The spring vegetable garden

12 September 2013
After a fairly poor season in the garden last year due to cloudy weather and too much rain, this year it's ideal, although a bit drier than we prefer. We've scaled back a bit this year and haven't planted potatoes but they've been replaced with mushrooms in a box in the bush house. This year we're taking it slow because energy levels and injuries have slowed the main gardener down a bit. We're still growing as much as we can though and only what we eat. The good thing is that everything that was sown, has blossomed and we have a thriving patch that we're eating from every day.

Behind that leaf, the first of the Lebanese cucumbers.
 The last of the winter strawberries - we bought these "Joy" runners from Green Harvest.
We polished off this bowl before the day was out.

 Waiting for leaves and damaged strawberries to be thrown over the fence.

We have a lot of parsley growing and I use it nearly every day. Sunny is a big fan of parsley too, so we make sure we have enough to share. Recently our flat leaf parsley went to seed, we're still eating the side leaves but Hanno planted a new seedling last weekend.

This is a mixed bed of silverbeet, daikon radish, various types of lettuce, onions, parsley and ruby chard.
 Bok choi is eaten by all of us - including Sunny and the chickens.

Daikon radish - I was told this was in short supply in the shops over recent months. Lucky we had plenty here.
 Above and below - purple topped turnip.

And here at her favourite resting place is our old cat, Hettie Waintrope, private investigator (retired). She's 16 years old now and doesn't do much except eat and sleep. She loves sleeping here under the elder tree during the day. I'm going to harvest these elder flowers on the weekend to make elder cordial - a summer essential.

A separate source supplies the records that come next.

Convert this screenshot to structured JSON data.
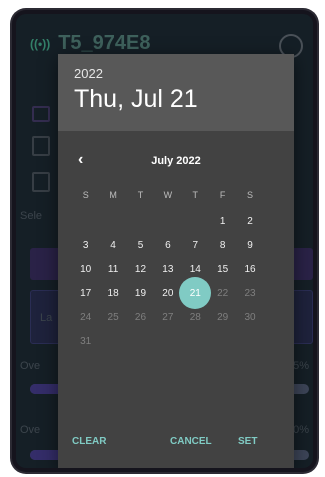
{
  "background": {
    "device_title": "T5_974E8",
    "partial_labels": [
      "Sele",
      "La",
      "Ove",
      "5%",
      "Ove",
      "00%"
    ]
  },
  "dialog": {
    "year": "2022",
    "date_title": "Thu, Jul 21",
    "month_label": "July 2022",
    "weekdays": [
      "S",
      "M",
      "T",
      "W",
      "T",
      "F",
      "S"
    ],
    "weeks": [
      [
        "",
        "",
        "",
        "",
        "",
        "1",
        "2"
      ],
      [
        "3",
        "4",
        "5",
        "6",
        "7",
        "8",
        "9"
      ],
      [
        "10",
        "11",
        "12",
        "13",
        "14",
        "15",
        "16"
      ],
      [
        "17",
        "18",
        "19",
        "20",
        "21",
        "22",
        "23"
      ],
      [
        "24",
        "25",
        "26",
        "27",
        "28",
        "29",
        "30"
      ],
      [
        "31",
        "",
        "",
        "",
        "",
        "",
        ""
      ]
    ],
    "selected_day": "21",
    "buttons": {
      "clear": "CLEAR",
      "cancel": "CANCEL",
      "set": "SET"
    }
  },
  "colors": {
    "accent": "#80cbc4",
    "dialog_bg": "#424242",
    "header_bg": "#585858"
  }
}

Hanno will harvest our year's supply of garlic tomorrow or Friday. It will dry out for a while and then be stored in the kitchen. I have one garlic head left from last years crop. We'll plant up another crop in February/March next year, using cloves harvested from this year's crop. The never-ending cycle continues.  That is the same bed the strawberries have been growing in so apart from pineapple sage, parsley and a chilli bush, the bed will be empty. But not for long. It will be dug over, manures, compost and worm castings added and seeds sown for corn, beans, daikon, cucumbers and more lettuce. He'll also plant up a stand of sunflowers in another bed so we'll have those nutritious seeds on hand for us and the chooks.

If you have a garden, or a backyard with the potential for a garden, I encourage you to try your hand at growing some food. No matter how much money you have, you cannot buy the freshness of vegetables from your own yard. You'll know exactly what's gone into growing them and what has been added. Here we use only organic methods and have been producing fruit and vegetables this way, on and off, for over 30 years. Another good reason to grow your own is that you'll be getting the full measure of the land you live on if you make it productive. If you're not sure how to start, leave a comment and let me know. If there are a few of you, I'll do a post about starting a vegetable garden from scratch.

There is nothing to compare with walking out into the fresh air every afternoon to pick fresh vegetables for the evening meal. Whatever is left over is shared, frozen or put up in jars. It's an enriching pastime and a wonderful way to live. Are you a new gardener? Have you been growing vegetables for a long time? What have you planted this year?